How to Improve chatbotkit-automation skill

Improve prompts with specific Chatbotkit intent

The best improvement is better task framing. Replace broad requests with concrete outcomes, constraints, and approval rules.

Weak prompt: “Use Chatbotkit tools.”

Better prompt: “Use chatbotkit-automation for Workflow Automation. Search current Rube MCP Chatbotkit tools for listing existing bots. Check connection status first, return the exact tool slug and required fields, and do not modify anything.”

This gives the agent a safe read-only path and makes the first result easier to verify.

Avoid common failure modes

Common failures include skipping RUBE_SEARCH_TOOLS, assuming the connection is active, using stale field names, or executing with incomplete identifiers. Add explicit guardrails such as “do not infer missing IDs,” “show the schema before execution,” and “ask before write operations.”

If a tool call fails, do not immediately retry with guessed parameters. Ask the agent to re-run discovery for the exact failed use case and compare the returned schema with the attempted input.

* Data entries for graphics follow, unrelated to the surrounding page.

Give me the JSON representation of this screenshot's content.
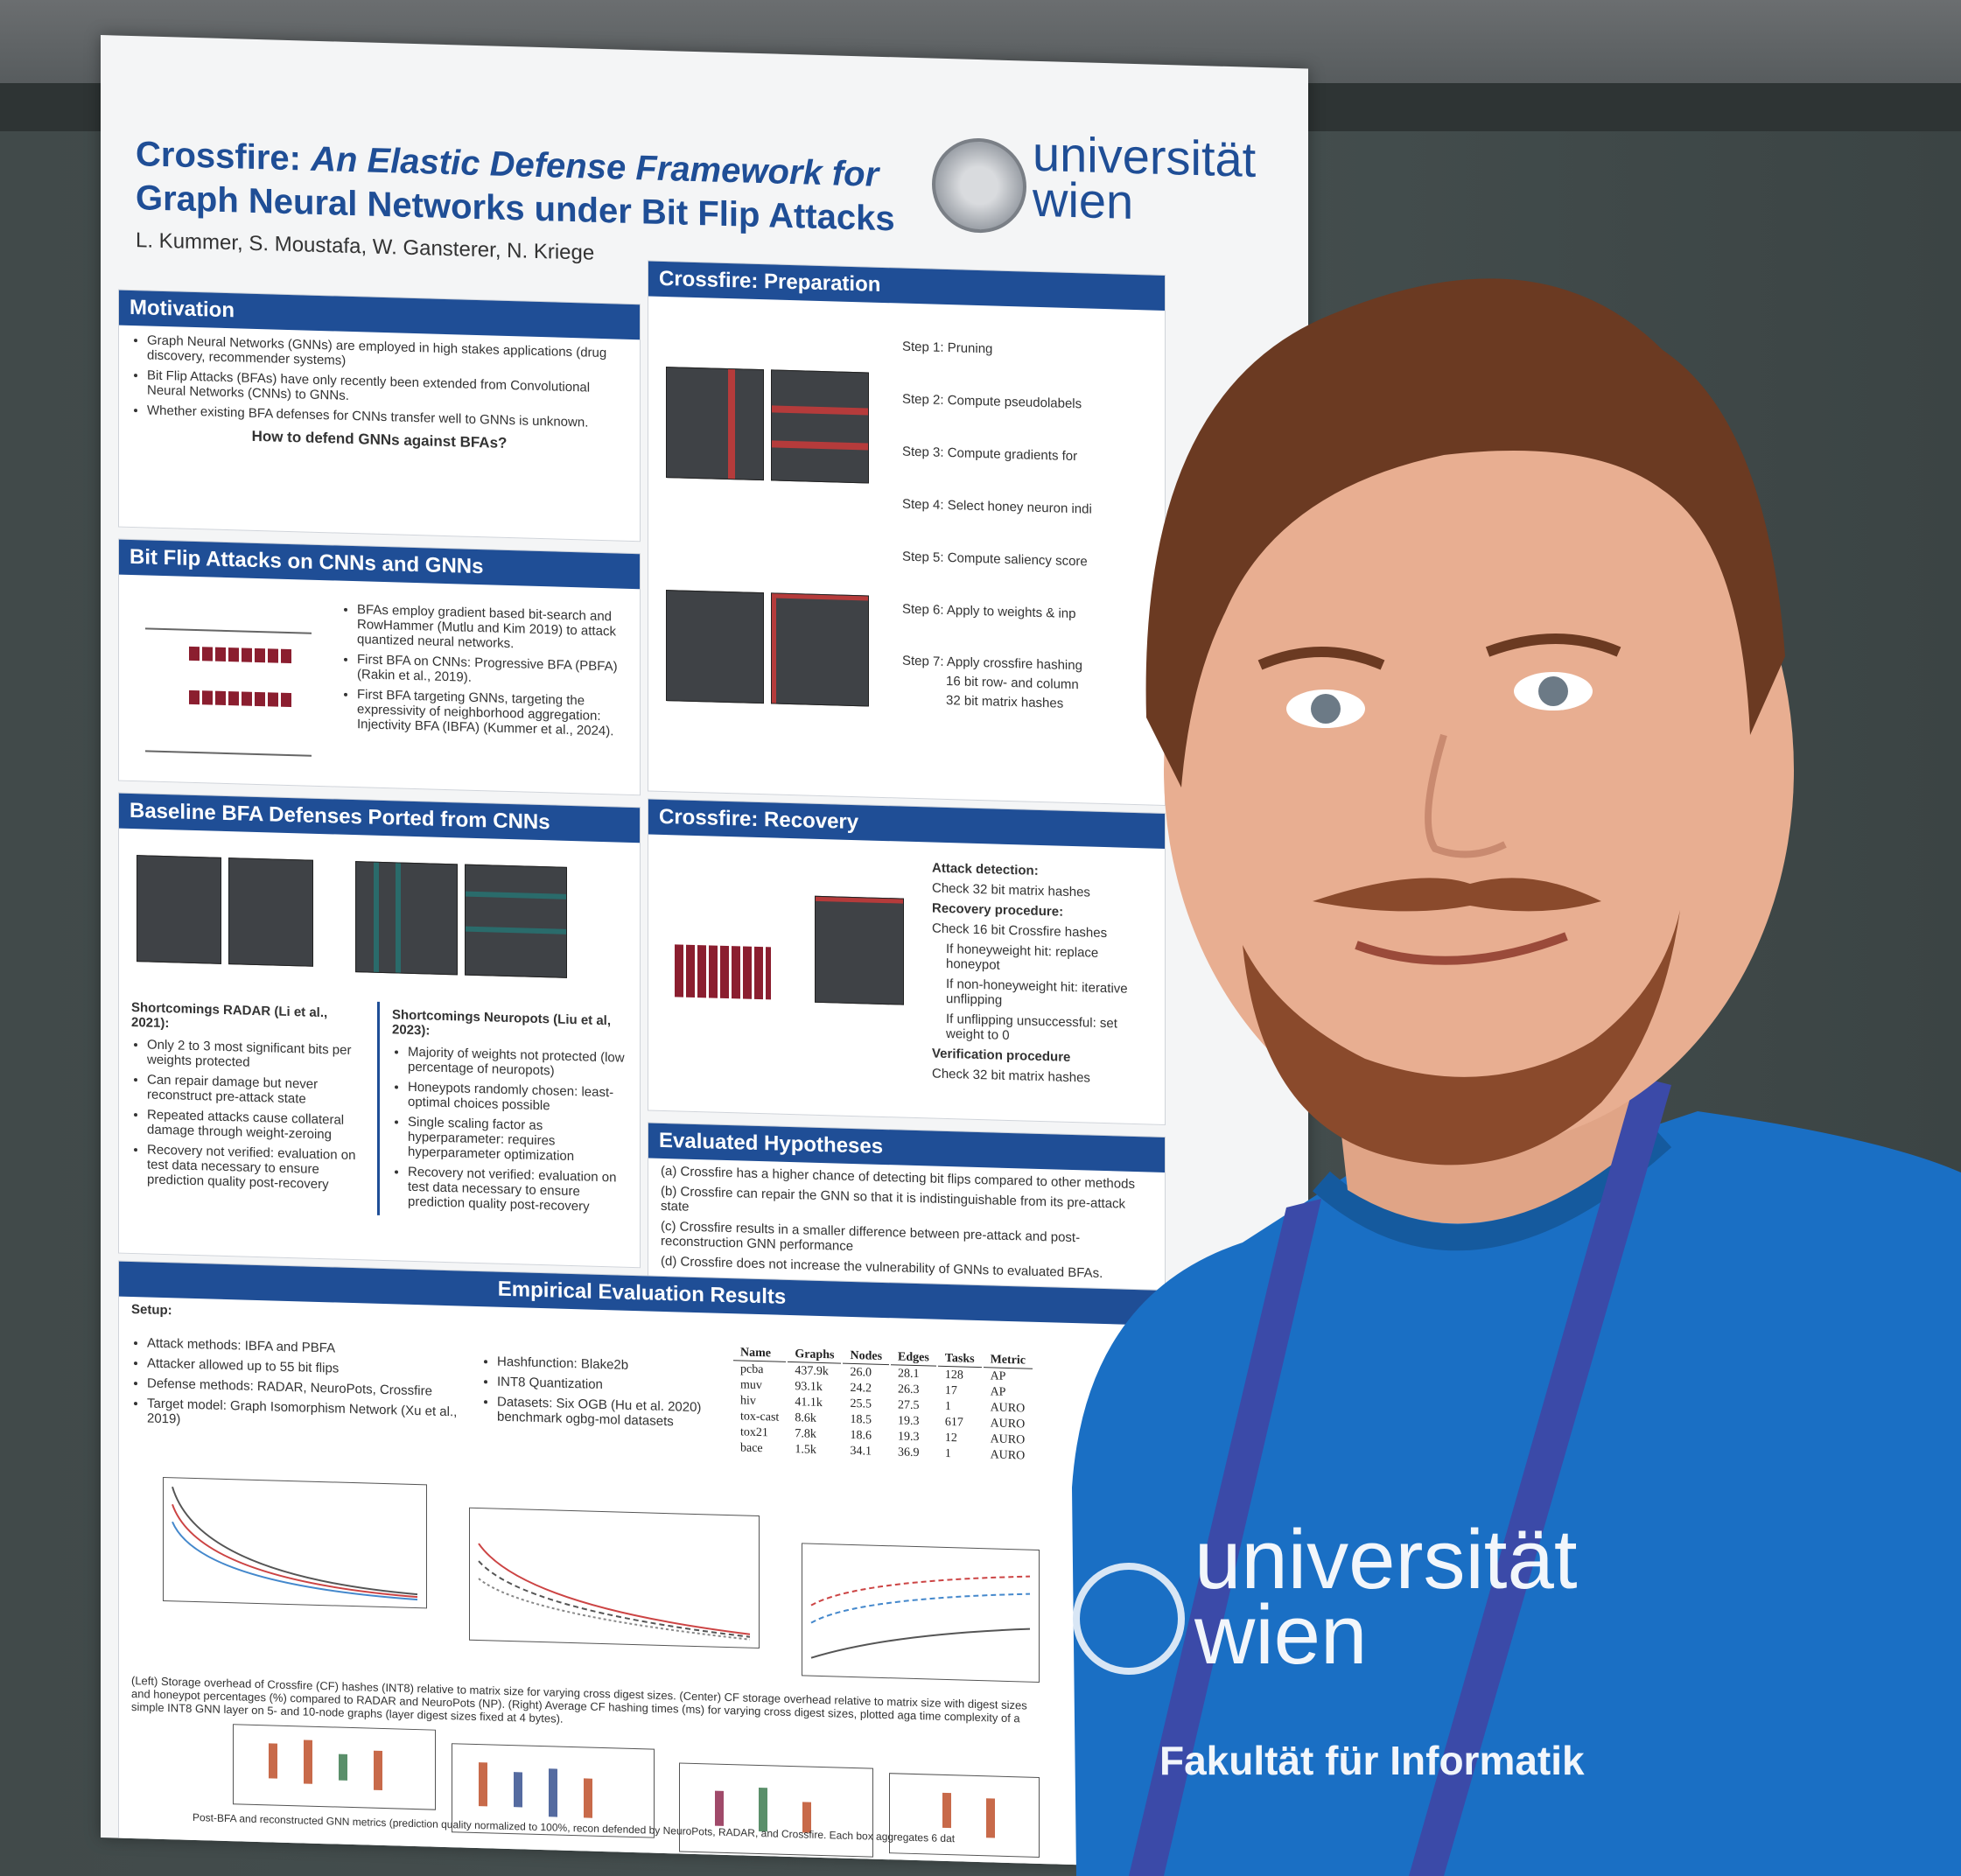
{
  "poster": {
    "title_line1_a": "Crossfire: ",
    "title_line1_b": "An Elastic Defense Framework for",
    "title_line2": "Graph Neural Networks under Bit Flip Attacks",
    "authors": "L. Kummer, S. Moustafa, W. Gansterer, N. Kriege",
    "logo_text_1": "universität",
    "logo_text_2": "wien",
    "sections": {
      "motivation": {
        "heading": "Motivation",
        "bullets": [
          "Graph Neural Networks (GNNs) are employed in high stakes applications (drug discovery, recommender systems)",
          "Bit Flip Attacks (BFAs) have only recently been extended from Convolutional Neural Networks (CNNs) to GNNs.",
          "Whether existing BFA defenses for CNNs transfer well to GNNs is unknown."
        ],
        "question": "How to defend GNNs against BFAs?"
      },
      "bfa": {
        "heading": "Bit Flip Attacks on CNNs and GNNs",
        "bullets": [
          "BFAs employ gradient based bit-search and RowHammer (Mutlu and Kim 2019) to attack quantized neural networks.",
          "First BFA on CNNs: Progressive BFA (PBFA) (Rakin et al., 2019).",
          "First BFA targeting GNNs, targeting the expressivity of neighborhood aggregation: Injectivity BFA (IBFA) (Kummer et al., 2024)."
        ]
      },
      "baseline": {
        "heading": "Baseline BFA Defenses Ported from CNNs",
        "radar_title": "Shortcomings RADAR (Li et al., 2021):",
        "radar_bullets": [
          "Only 2 to 3 most significant bits per weights protected",
          "Can repair damage but never reconstruct pre-attack state",
          "Repeated attacks cause collateral damage through weight-zeroing",
          "Recovery not verified: evaluation on test data necessary to ensure prediction quality post-recovery"
        ],
        "neuro_title": "Shortcomings Neuropots (Liu et al, 2023):",
        "neuro_bullets": [
          "Majority of weights not protected (low percentage of neuropots)",
          "Honeypots randomly chosen: least-optimal choices possible",
          "Single scaling factor as hyperparameter: requires hyperparameter optimization",
          "Recovery not verified: evaluation on test data necessary to ensure prediction quality post-recovery"
        ]
      },
      "prep": {
        "heading": "Crossfire: Preparation",
        "steps": [
          "Step 1: Pruning",
          "Step 2: Compute pseudolabels",
          "Step 3: Compute gradients for",
          "Step 4: Select honey neuron indi",
          "Step 5: Compute saliency score",
          "Step 6: Apply to weights & inp",
          "Step 7: Apply crossfire hashing",
          "16 bit row- and column",
          "32 bit matrix hashes"
        ]
      },
      "recovery": {
        "heading": "Crossfire: Recovery",
        "attack_title": "Attack detection:",
        "attack_bullet": "Check 32 bit matrix hashes",
        "recovery_title": "Recovery procedure:",
        "recovery_lines": [
          "Check 16 bit Crossfire hashes",
          "If honeyweight hit: replace honeypot",
          "If non-honeyweight hit: iterative unflipping",
          "If unflipping unsuccessful: set weight to 0"
        ],
        "verify_title": "Verification procedure",
        "verify_bullet": "Check 32 bit matrix hashes"
      },
      "hypotheses": {
        "heading": "Evaluated Hypotheses",
        "items": [
          "(a) Crossfire has a higher chance of detecting bit flips compared to other methods",
          "(b) Crossfire can repair the GNN so that it is indistinguishable from its pre-attack state",
          "(c) Crossfire results in a smaller difference between pre-attack and post-reconstruction GNN performance",
          "(d) Crossfire does not increase the vulnerability of GNNs to evaluated BFAs."
        ]
      },
      "results": {
        "heading": "Empirical Evaluation Results",
        "setup": "Setup:",
        "setup_bullets": [
          "Attack methods: IBFA and PBFA",
          "Attacker allowed up to 55 bit flips",
          "Defense methods: RADAR, NeuroPots, Crossfire",
          "Target model: Graph Isomorphism Network (Xu et al., 2019)"
        ],
        "setup_bullets_2": [
          "Hashfunction: Blake2b",
          "INT8 Quantization",
          "Datasets: Six OGB (Hu et al. 2020) benchmark ogbg-mol datasets"
        ],
        "table_headers": [
          "Name",
          "Graphs",
          "Nodes",
          "Edges",
          "Tasks",
          "Metric"
        ],
        "table_rows": [
          [
            "pcba",
            "437.9k",
            "26.0",
            "28.1",
            "128",
            "AP"
          ],
          [
            "muv",
            "93.1k",
            "24.2",
            "26.3",
            "17",
            "AP"
          ],
          [
            "hiv",
            "41.1k",
            "25.5",
            "27.5",
            "1",
            "AURO"
          ],
          [
            "tox-cast",
            "8.6k",
            "18.5",
            "19.3",
            "617",
            "AURO"
          ],
          [
            "tox21",
            "7.8k",
            "18.6",
            "19.3",
            "12",
            "AURO"
          ],
          [
            "bace",
            "1.5k",
            "34.1",
            "36.9",
            "1",
            "AURO"
          ]
        ],
        "caption": "(Left) Storage overhead of Crossfire (CF) hashes (INT8) relative to matrix size for varying cross digest sizes. (Center) CF storage overhead relative to matrix size with digest sizes and honeypot percentages (%) compared to RADAR and NeuroPots (NP). (Right) Average CF hashing times (ms) for varying cross digest sizes, plotted aga time complexity of a simple INT8 GNN layer on 5- and 10-node graphs (layer digest sizes fixed at 4 bytes).",
        "bottom_caption": "Post-BFA and reconstructed GNN metrics (prediction quality normalized to 100%, recon defended by NeuroPots, RADAR, and Crossfire. Each box aggregates 6 dat"
      }
    }
  },
  "shirt": {
    "logo_1": "universität",
    "logo_2": "wien",
    "faculty": "Fakultät für Informatik"
  },
  "colors": {
    "poster_blue": "#1f4e96",
    "shirt_blue": "#1a6fc4",
    "wall": "#414a4a",
    "lanyard": "#3b4aa8"
  }
}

Iterate after the first output

After the first discovery response, refine the request using the actual tool names and required fields returned by Rube. For example: “Now use the discovered tool for listing bots, with no filters, and summarize IDs and names only.” This turns a broad automation request into a controlled sequence.

For recurring workflows, save the successful prompt pattern, including the connection check, discovery phrase, approval step, and expected output format. That makes future chatbotkit-automation usage faster without bypassing the runtime schema check that keeps the workflow reliable.